What's the most efficient way to delete millions of rows in MemSQL?

mpskovvang · January 27, 2020, 8:27pm

I’ve always been using smaller transactions when deleting (and writing) data to SQL databases.

Is it also best practice with MemSQL? Any differences between Rowstore and Columnstore tables?

What’s the most efficient way to delete e.g. 1,000,000 rows from a Columnstore table?

A single DELETE statement?
Multiple DELETE statements with a LIMIT clause of e.g. 10,000 rows?
A single DELETE statement with autocommit disabled?
Other?

In case delete batches is the recommended way, what’s the best way to determine the LIMIT? Evaluate based on CPU usage?

nikita · January 27, 2020, 8:38pm

Deletes are pretty efficient. Are you experiencing any issues? And if so what are they?

mpskovvang · January 27, 2020, 8:53pm

@nikita Not at all. I was just curious if MemSQL had any different recommendations.

Would you just delete ~900 million rows in a single statement?

My first thought was to use multiple DELETE statements with a LIMIT of 10,000 rows each with autocommit enabled (default).

The smaller transactions has always been advised when I started working with SQL databases. Probably because of smaller “chunks” in the transaction logs?

nikita · January 27, 2020, 11:18pm

I would try to delete everything and if it takes too long use LIMIT

mpskovvang · January 28, 2020, 8:17pm

1 million rows at a time was apparently too much. The two 4 vCPU leafs increased to 95-100% CPU usage and caused all queries to run slow.
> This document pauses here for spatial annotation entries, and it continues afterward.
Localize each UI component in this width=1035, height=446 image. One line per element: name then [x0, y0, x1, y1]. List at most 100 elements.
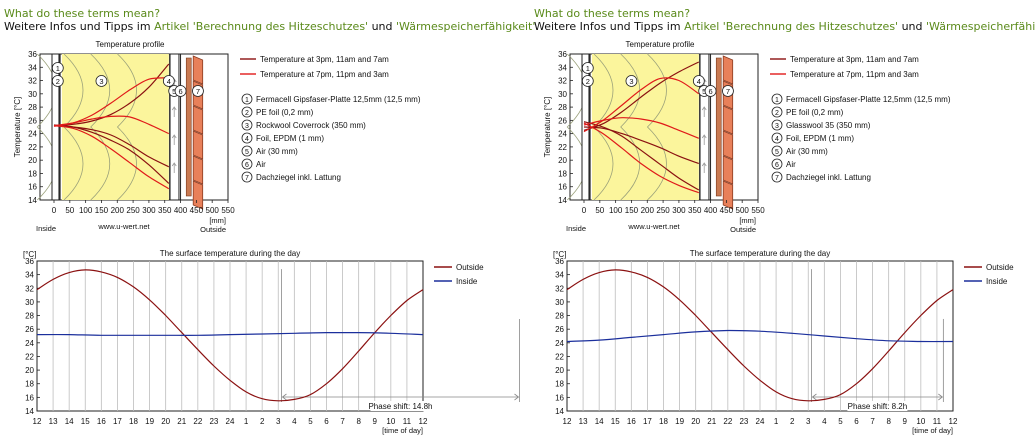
info-line: Weitere Infos und Tipps im Artikel 'Bere…	[534, 20, 1035, 33]
link-hitzeschutz[interactable]: Artikel 'Berechnung des Hitzeschutzes'	[154, 20, 369, 33]
x-tick-label: 18	[659, 417, 668, 426]
layer-legend-label: Air (30 mm)	[786, 147, 828, 156]
y-tick-label: 28	[28, 103, 37, 112]
x-tick-label: 13	[49, 417, 58, 426]
layer-legend-number: 4	[245, 136, 249, 143]
y-tick-label: 14	[558, 196, 567, 205]
x-tick-label: 5	[308, 417, 313, 426]
y-tick-label: 20	[555, 366, 564, 375]
x-axis-label: [time of day]	[382, 426, 423, 435]
layer-legend-circle	[241, 132, 253, 144]
info-prefix: Weitere Infos und Tipps im	[534, 20, 681, 33]
x-axis-label: [mm]	[209, 216, 226, 225]
x-tick-label: 0	[52, 206, 57, 215]
phase-label-bg	[847, 401, 908, 411]
x-tick-label: 21	[177, 417, 186, 426]
legend-label: Temperature at 3pm, 11am and 7am	[790, 55, 919, 64]
y-tick-label: 34	[25, 271, 34, 280]
x-tick-label: 15	[611, 417, 620, 426]
x-tick-label: 19	[145, 417, 154, 426]
x-tick-label: 13	[579, 417, 588, 426]
y-tick-label: 22	[558, 143, 567, 152]
panel-left: What do these terms mean? Weitere Infos …	[0, 0, 539, 446]
layer-marker-circle	[162, 75, 175, 87]
layer-marker-circle	[51, 75, 64, 87]
y-tick-label: 14	[555, 407, 564, 416]
layer-marker-number: 4	[167, 77, 171, 86]
y-tick-label: 28	[555, 312, 564, 321]
y-tick-label: 32	[555, 284, 564, 293]
airflow-arrow	[701, 134, 707, 145]
x-axis-label: [time of day]	[912, 426, 953, 435]
terms-question: What do these terms mean?	[4, 7, 161, 20]
x-tick-label: 15	[81, 417, 90, 426]
airflow-arrow	[171, 106, 177, 117]
y-tick-label: 28	[25, 312, 34, 321]
surface-curve-inside	[36, 331, 424, 336]
layer-legend-label: Glasswool 35 (350 mm)	[786, 121, 871, 130]
y-tick-label: 30	[555, 298, 564, 307]
layer-marker-circle	[704, 85, 717, 97]
layer-marker-number: 7	[726, 87, 730, 96]
layer-marker-number: 4	[697, 77, 701, 86]
layer-marker-number: 1	[56, 64, 60, 73]
x-tick-label: 11	[403, 417, 412, 426]
x-tick-label: 200	[641, 206, 655, 215]
x-tick-label: 2	[260, 417, 265, 426]
layer-legend-label: Fermacell Gipsfaser-Platte 12,5mm (12,5 …	[786, 95, 951, 104]
layer-legend-number: 2	[245, 110, 249, 117]
legend-label: Inside	[986, 277, 1008, 286]
x-tick-label: 7	[870, 417, 875, 426]
tile-batten	[185, 57, 192, 197]
layer-legend-circle	[771, 93, 783, 105]
x-tick-label: 8	[356, 417, 361, 426]
airflow-arrow	[171, 134, 177, 145]
roof-tile	[192, 180, 204, 210]
airflow-arrow	[701, 162, 707, 173]
y-tick-label: 36	[28, 50, 37, 59]
layer-marker-circle	[722, 85, 734, 97]
y-tick-label: 28	[558, 103, 567, 112]
layer-marker-number: 3	[99, 77, 103, 86]
layer-marker-number: 6	[178, 87, 182, 96]
temperature-profile-chart: Temperature profile141618202224262830323…	[543, 40, 951, 234]
x-tick-label: 10	[386, 417, 395, 426]
profile-curve-3am	[583, 122, 700, 194]
layer-legend-label: Air	[256, 160, 266, 169]
x-tick-label: 7	[340, 417, 345, 426]
phase-arrow-head-right	[514, 393, 520, 401]
y-axis-label: Temperature [°C]	[13, 97, 22, 158]
y-tick-label: 22	[25, 352, 34, 361]
link-waermespeicher[interactable]: 'Wärmespeicherfähigkeit'	[396, 20, 536, 33]
y-tick-label: 24	[558, 130, 567, 139]
x-tick-label: 23	[209, 417, 218, 426]
y-tick-label: 36	[25, 257, 34, 266]
x-tick-label: 350	[158, 206, 172, 215]
inside-label: Inside	[566, 224, 586, 233]
x-tick-label: 12	[419, 417, 428, 426]
layer-legend-circle	[771, 158, 783, 170]
x-tick-label: 250	[656, 206, 670, 215]
y-tick-label: 20	[28, 156, 37, 165]
y-tick-label: 20	[558, 156, 567, 165]
x-tick-label: 9	[903, 417, 908, 426]
insulation-texture	[620, 53, 641, 201]
x-tick-label: 4	[292, 417, 297, 426]
layer-legend-circle	[241, 171, 253, 183]
layer-marker-circle	[692, 75, 705, 87]
x-tick-label: 12	[949, 417, 958, 426]
roof-tile	[722, 155, 734, 185]
y-tick-label: 30	[25, 298, 34, 307]
x-tick-label: 400	[704, 206, 718, 215]
layer-legend-label: Fermacell Gipsfaser-Platte 12,5mm (12,5 …	[256, 95, 421, 104]
link-hitzeschutz[interactable]: Artikel 'Berechnung des Hitzeschutzes'	[684, 20, 899, 33]
layer-legend-circle	[771, 119, 783, 131]
layer-legend-circle	[241, 119, 253, 131]
layer-marker-circle	[51, 62, 64, 74]
link-waermespeicher[interactable]: 'Wärmespeicherfähigkeit'	[926, 20, 1035, 33]
x-tick-label: 20	[161, 417, 170, 426]
x-tick-label: 14	[595, 417, 604, 426]
layer-legend-number: 3	[775, 123, 779, 130]
x-tick-label: 2	[790, 417, 795, 426]
layer-legend-number: 7	[245, 175, 249, 182]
It took 4+ hours after stopping the DELETE statements before the CPU returned to the normal. Why is this? Some background mergers?

Actually, after watching the CPU usage from the yesterday’s 10,000 rows limit, the situation seemed to be the same. Increased CPU usage around 80-100%. No users was using the system at the time, so not sure how it affected queries.

evan · January 28, 2020, 10:07pm

Which version of memsql? What values do you have for

select @@columnstore_disk_insert_threshold;
select @@columnstore_segment_rows;

Cheers

mpskovvang · January 29, 2020, 7:03am

Version: 7.0.10

columnstore_disk_insert_threshold: 0.500000
columnstore_segment_rows: 1024000

Would it be useful if I send you a cluster report?

Disk I/O: 200-250 MiB/s (write) in the high CPU period.

franck.leveneur · January 31, 2020, 10:05pm

Technique I have used in the past when the amount of data to delete is greater than the data I want to keep is to insert the data i want to keep into a new table and swap

mpskovvang · February 1, 2020, 5:38am

Thanks for the suggestion, but in this case I only wants to delete ~200 million rows from a table with ~3.5 billion rows.

sproksell · February 3, 2020, 1:51pm

Sometimes I’ll use a status flag to remove rows from consideration in transactions, then just schedule a job to periodically delete 50-100k at a time throughout the day. Minimizes impact.

For more time sensitive deletes, I wrote a simple looping delete procedure where you pass in the table and the LIMIT and it just loops until the tables is empty. I suppose you could add an additional parameter to drive a WHERE statement. It is dynamic sql. I would really like the ability to add a “SLEEP” call between the loops to let the background processes catch up.

I don’t write the prettiest code, so be kind.

call LoopingDelete (‘schema.table_name’,30000)

DELIMITER //
CREATE PROCEDURE LoopingDelete(p_tablename varchar(100) , pn_delete_limit bigint(21) ) RETURNS void AS
Declare
v_delete_limit text = cast(pn_delete_limit as char);
q_delete_rows text;
q_record_counts text;
v_cnt bigint(21);
BEGIN
#####Define Dynamic Query#######
q_delete_rows = 'Delete from '|| p_tablename || ’ limit ’ || pn_delete_limit;
q_record_counts = ’ select count(1) cnt from '||p_tablename;

Define Table Count

v_cnt = scalar(q_record_counts, query (cnt bigint(21)));

while v_cnt > 0 LOOP
EXECUTE IMMEDIATE q_delete_rows;
commit;
v_cnt = scalar(q_record_counts, query (cnt bigint(21)));
END LOOP;
END;
END //
DELIMITER ;

kkoch · February 20, 2020, 10:05pm

TRUNCATE if you need to delete everything or the looping method with a limit seems to a sufficent fallback plan.